Microgels have been designed for controlled drug delivery, providing temporal and spatial control over the release of various therapeutic ingredients or biological cues. Subsequently, the random or intentional assembly of microgel units loaded with different biological signals or functional components can generate functional drug‐loaded granular scaffolds. One loading strategy of microgels is to use straightforward noncovalent interactions without the requirement of complex chemical modifications or linkages, including physical entanglement and electrostatic interactions.[ 79 , 83 , 88 , 89 , 95 ] In this case, the release rates of these biological cues can be regulated by modifying the composition, concentration, and cross‐linking density of the matrix precursor within the microgels.[ 9 ] Recently, D'Elia et al. achieved controllable loading of bovine serum albumin (BSA) and cytokines (IL‐4, IL‐10, and IFNγ) onto β‐cyclodextrin granular hydrogel scaffolds through guest–host complexation by attaching adamantane groups to the biomolecules.[ 77 ] The affinity of the adamantane conjugates can be directly adjusted by varying the number of attached guest groups, resulting in a more than twofold reduction in IL‐4 and IL‐10 release over 14 d, meanwhile sustaining modulation of macrophage phenotype by inhibiting pro‐inflammatory markers (Nos2) and promoting the expression of anti‐inflammatory markers (Arg1). Another incorporation strategy of microgels involves covalent cross‐linking, achieved through specific click chemistry reactions to ensure stoichiometric control of the functional ingredients attached to the surface or interior of microgels such as thiol–ene chemistry, strain‐promoted AAC, and the iEDDA reaction.[ 60 , 68 , 96 ] With covalent cross‐linking, the release behavior of the cargo can be precisely controlled by regulating the density of reactive groups and the number of affinity ligands (e.g., heparin–thiol) incorporated into the microgel composition.

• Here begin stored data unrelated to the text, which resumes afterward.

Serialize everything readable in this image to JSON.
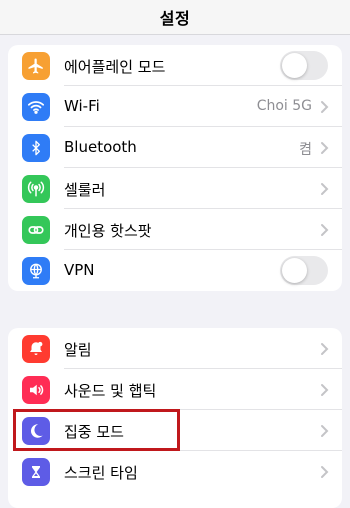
{
  "header": {
    "title": "설정"
  },
  "group1": [
    {
      "label": "에어플레인 모드",
      "icon": "airplane-icon",
      "color": "#f7a033",
      "control": "toggle",
      "toggle_on": false
    },
    {
      "label": "Wi-Fi",
      "icon": "wifi-icon",
      "color": "#2f7cf6",
      "value": "Choi 5G"
    },
    {
      "label": "Bluetooth",
      "icon": "bluetooth-icon",
      "color": "#2f7cf6",
      "value": "켬"
    },
    {
      "label": "셀룰러",
      "icon": "cellular-icon",
      "color": "#34c759"
    },
    {
      "label": "개인용 핫스팟",
      "icon": "hotspot-icon",
      "color": "#34c759"
    },
    {
      "label": "VPN",
      "icon": "vpn-icon",
      "color": "#2f7cf6",
      "control": "toggle",
      "toggle_on": false
    }
  ],
  "group2": [
    {
      "label": "알림",
      "icon": "notifications-icon",
      "color": "#ff3b30"
    },
    {
      "label": "사운드 및 햅틱",
      "icon": "sound-icon",
      "color": "#ff2d55"
    },
    {
      "label": "집중 모드",
      "icon": "focus-moon-icon",
      "color": "#5e5ce6",
      "highlighted": true
    },
    {
      "label": "스크린 타임",
      "icon": "hourglass-icon",
      "color": "#5e5ce6"
    }
  ],
  "colors": {
    "highlight_border": "#c0181c"
  }
}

As shown in Table 2 , the functional biological cues incorporated into the scaffold matrix mainly include proteins, peptides, small molecules, genetic materials, and various nanoparticles.[ 68 , 70 , 77 , 87 , 96 , 97 ] Among them, protein‐based biological signals can be basically divided into cell growth factors and inflammatory modulation molecules. Specifically, growth and differentiation regulatory factors, such as VEGF, transforming growth factor β (TGF‐β), and recombinant human bone morphogenetic protein 2 (rhBMP‐2), are commonly employed to stimulate MSC proliferation and induce their differentiation into the phenotypes required for regeneration. Thereafter, the capacity of granular hydrogels to support blood vessel formation is enhanced, promoting bone tissue development in tissue repair applications.[ 28 , 60 , 83 , 89 ] Meanwhile, neurotrophic factors, such as glial cell‐derived neurotrophic factor (GDNF), brain‐derived neurotrophic factor (BDNF), and nerve growth factor (NGF), are generally applied to regulate the neural differentiation of MSCs or neural progenitor cells (NPCs), improving the outgrowth and length of the neurite and enhancing the efficiency of neural network reconstruction.[ 18 , 97 ] Some laminin‐derived peptides (e.g., IKVAV and YIGSR) can also affect the differentiation behavior of NPCs.[ 96a ] Unlike cell growth factors, inflammatory modulation molecules regulate immune cell behavior such as the polarization of macrophages. These inflammatory cytokines can alter the phenotypes of macrophages, induce desired gene expression responses, and further promote local tissue repair.[ 68 , 77 , 96 ] In addition, previous studies have also driven the directional migration of responding cells and enhanced the migration ability of cells by regulating the concentration gradient of these biological signals (e.g., CXCL1, VEGF‐A).[ 60 , 79 ]

Table 2.

Summary of drug‐loaded granular hydrogels over the past 5 years.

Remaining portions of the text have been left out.